В. Н. Ильин. Эйдократическое преображение науки
Самым слабым местом философии науки в эпоху господства кантианства можно считать безнадежный раскол, трещину, между «науками о природе» (естествознанием) и науками о культуре (гуманитарными). Сам Риккерт, установивший это трагическое для философии науки деление, не сделал в сущности серьезных попыток преодолеть эту трагедию. Охарактеризовав науки о природе, как «номотетические» (устанавливающие закономерность), а науки о культуре, как идиографические, устанавливающие момент индивидуально неповторимый, идейный и ценностный, риккертианство сообщило философии науки в высшей степени теоретический, в дурном смысле этого слова, оттенок.
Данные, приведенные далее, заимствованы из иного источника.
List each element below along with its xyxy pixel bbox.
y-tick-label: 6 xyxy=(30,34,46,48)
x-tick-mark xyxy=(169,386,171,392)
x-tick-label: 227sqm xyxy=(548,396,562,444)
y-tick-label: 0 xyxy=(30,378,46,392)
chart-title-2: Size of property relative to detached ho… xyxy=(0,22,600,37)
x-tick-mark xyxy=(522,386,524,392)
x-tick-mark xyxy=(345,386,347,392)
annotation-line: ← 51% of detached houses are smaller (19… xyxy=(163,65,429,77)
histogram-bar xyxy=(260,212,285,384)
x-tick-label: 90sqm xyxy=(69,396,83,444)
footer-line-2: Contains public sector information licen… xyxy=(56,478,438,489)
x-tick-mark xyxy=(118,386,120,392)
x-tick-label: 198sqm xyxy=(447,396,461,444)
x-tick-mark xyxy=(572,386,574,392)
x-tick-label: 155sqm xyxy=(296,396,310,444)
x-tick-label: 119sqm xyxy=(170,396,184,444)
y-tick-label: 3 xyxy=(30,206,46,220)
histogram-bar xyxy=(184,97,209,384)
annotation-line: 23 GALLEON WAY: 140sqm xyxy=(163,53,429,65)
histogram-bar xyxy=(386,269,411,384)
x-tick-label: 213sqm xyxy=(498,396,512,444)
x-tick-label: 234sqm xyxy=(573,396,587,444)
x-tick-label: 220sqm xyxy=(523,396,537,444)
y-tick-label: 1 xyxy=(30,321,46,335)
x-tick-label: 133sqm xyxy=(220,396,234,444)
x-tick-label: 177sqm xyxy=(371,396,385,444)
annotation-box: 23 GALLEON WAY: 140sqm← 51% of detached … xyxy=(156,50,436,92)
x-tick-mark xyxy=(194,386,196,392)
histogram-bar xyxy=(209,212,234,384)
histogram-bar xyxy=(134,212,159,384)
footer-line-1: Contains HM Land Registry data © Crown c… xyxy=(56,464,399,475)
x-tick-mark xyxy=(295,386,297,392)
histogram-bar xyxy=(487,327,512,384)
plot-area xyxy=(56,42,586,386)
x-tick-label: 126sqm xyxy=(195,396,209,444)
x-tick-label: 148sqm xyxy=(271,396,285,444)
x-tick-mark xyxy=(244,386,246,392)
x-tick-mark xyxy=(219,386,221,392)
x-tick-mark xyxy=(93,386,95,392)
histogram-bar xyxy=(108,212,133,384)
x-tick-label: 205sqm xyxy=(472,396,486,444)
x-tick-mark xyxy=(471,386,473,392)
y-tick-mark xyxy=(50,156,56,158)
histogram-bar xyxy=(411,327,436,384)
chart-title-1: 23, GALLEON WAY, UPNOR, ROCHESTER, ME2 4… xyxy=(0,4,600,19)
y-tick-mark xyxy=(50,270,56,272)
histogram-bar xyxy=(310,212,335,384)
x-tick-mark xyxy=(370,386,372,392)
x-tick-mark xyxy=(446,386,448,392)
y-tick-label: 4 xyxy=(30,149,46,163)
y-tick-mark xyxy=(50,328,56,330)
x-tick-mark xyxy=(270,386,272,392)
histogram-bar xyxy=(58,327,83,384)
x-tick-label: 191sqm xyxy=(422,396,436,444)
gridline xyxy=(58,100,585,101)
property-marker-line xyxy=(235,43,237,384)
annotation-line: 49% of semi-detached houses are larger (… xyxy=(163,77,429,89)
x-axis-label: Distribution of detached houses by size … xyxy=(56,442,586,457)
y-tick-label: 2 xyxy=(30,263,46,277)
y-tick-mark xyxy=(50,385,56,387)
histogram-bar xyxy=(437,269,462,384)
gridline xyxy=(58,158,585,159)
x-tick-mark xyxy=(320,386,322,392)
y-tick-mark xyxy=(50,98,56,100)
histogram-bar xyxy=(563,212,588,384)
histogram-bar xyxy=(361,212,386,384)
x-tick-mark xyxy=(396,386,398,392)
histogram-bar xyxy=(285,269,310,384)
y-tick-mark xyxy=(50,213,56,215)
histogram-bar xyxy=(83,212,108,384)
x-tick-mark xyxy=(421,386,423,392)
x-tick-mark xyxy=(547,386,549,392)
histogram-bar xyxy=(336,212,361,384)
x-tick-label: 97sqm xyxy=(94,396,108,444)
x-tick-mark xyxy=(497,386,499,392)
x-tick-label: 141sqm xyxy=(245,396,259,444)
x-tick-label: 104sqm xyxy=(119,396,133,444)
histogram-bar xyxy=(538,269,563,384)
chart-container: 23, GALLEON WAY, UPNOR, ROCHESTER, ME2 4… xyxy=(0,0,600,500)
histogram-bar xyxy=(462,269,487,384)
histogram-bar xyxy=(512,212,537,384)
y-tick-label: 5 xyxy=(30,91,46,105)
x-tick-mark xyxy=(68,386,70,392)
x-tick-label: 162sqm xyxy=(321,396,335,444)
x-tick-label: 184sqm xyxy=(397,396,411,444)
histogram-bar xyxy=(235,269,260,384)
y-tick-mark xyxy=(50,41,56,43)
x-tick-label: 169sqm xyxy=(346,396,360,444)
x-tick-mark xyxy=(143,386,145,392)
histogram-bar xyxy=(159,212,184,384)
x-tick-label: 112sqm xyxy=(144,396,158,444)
Было бы ошибочно думать, что философско-научная трагедия есть только трагедия бумажная и что чрезмерный теоретизм есть только отрицательный признак данной философской доктрины, сказывающийся в бездействии. В качестве-ли симптома, в качестве-ли идейно-действенного «идеократического» момента, философия всегда была сильнейшей движущей силой человеческого духа. Отрицать это невозможно уже потому, что само отрицание есть философия, правда, часто дурная, нелепая и ядовитая, но все же философия, оказывающая свое неизбежное влияние. Философская трагедия, разыгравшаяся в древней Греции, действующими лицами которой были Сократ, Платон и софисты — не менее «история», чем Саламинская битва и Пелопонесская война. Не надо быть особенно глубоким философом истории, чтобы видеть, до какой степени битва при Херонее, отдавшая свободу Греции в руки Филиппа Македонского, была выиграна руками разлагавших Грецию изнутри софистов. Да, несомненно, кубок с ядом, поднесенный афинскими обывателями к устам Сократа, отравил весь греческий народ. Вся сущность материалистической доктрины, как в зеркале, отражается в деяниях русских революционеров. Но ведь материализм — философия, и при том самая беспочвенная и фантастическая из всех философий — менее, чем какая-либо другая, имеющая отношение к реальности и к материи.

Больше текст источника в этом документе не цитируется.